Can't extract entities for Arabic language

it worked fine for intent classification but i couldn’t extract entities

this is my config file

language: “ar”

pipeline:

• name: “tokenizer_whitespace”

• name: “ner_crf”

• name: “intent_featurizer_count_vectors”

• name: “intent_classifier_tensorflow_embedding”

intent_tokenization_flag: true

intent_split_symbol: “_”

what should I do ?

did u use langdetect library? can you explain your problem in detail? I think i can help you me to face this kinda problem and solved it.:relaxed:

@rishier827 I do entity extraction with Sinhalese languages. I’m facing the same kind of problems that @ahlam1234 is facing. rasa correctly classifies intents, but many problems with unrecognized entities. I would like to know how you would solve these kinds of problems. Thank you in advance.

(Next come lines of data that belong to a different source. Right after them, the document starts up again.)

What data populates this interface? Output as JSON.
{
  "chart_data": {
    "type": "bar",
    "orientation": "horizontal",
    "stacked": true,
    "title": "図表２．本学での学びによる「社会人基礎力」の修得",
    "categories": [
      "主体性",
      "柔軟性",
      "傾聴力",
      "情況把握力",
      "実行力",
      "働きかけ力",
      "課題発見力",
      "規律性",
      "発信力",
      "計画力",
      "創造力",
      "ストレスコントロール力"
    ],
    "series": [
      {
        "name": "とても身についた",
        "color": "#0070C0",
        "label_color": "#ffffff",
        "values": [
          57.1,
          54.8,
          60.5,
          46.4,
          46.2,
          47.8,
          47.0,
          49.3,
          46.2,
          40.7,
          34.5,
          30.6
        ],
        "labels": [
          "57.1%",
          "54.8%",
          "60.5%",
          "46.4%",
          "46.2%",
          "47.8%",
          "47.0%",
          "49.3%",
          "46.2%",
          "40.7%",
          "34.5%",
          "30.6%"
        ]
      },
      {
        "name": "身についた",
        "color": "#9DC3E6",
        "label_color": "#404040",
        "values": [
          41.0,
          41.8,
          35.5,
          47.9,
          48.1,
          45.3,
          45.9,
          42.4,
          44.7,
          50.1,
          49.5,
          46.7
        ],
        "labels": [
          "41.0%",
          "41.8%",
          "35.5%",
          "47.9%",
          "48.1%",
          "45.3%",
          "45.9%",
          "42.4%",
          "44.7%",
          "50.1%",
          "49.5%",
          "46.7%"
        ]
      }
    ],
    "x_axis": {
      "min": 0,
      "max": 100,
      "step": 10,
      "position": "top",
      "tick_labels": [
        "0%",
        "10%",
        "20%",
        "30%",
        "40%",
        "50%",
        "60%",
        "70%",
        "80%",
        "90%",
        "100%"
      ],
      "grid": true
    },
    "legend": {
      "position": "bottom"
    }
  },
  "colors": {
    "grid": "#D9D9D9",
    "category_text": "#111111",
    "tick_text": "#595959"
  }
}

@BimsaraGamage using langdetect library i solved the problem which not detecting Ar but i m not sure langdetect supports sinhala

@BimsaraGamage seems like langdetect not supporting sinhala but,

You need to create a new language profile. The easiest way to do it is to use the langdetect.jar tool, which can generate language profiles from Wikipedia abstract database files or plain text.

Wikipedia abstract database files can be retrieved from “Wikipedia Downloads” (http://download.wikimedia.org/). They form ‘(language code)wiki-(version)-abstract.xml’ (e.g. ‘enwiki-20101004-abstract.xml’ ).

given langdetct link shows how to add language please try it or if you found library which supports sinhala please inform me

Thank you for the quick reply @rishier827 . I would certainly try your suggestion.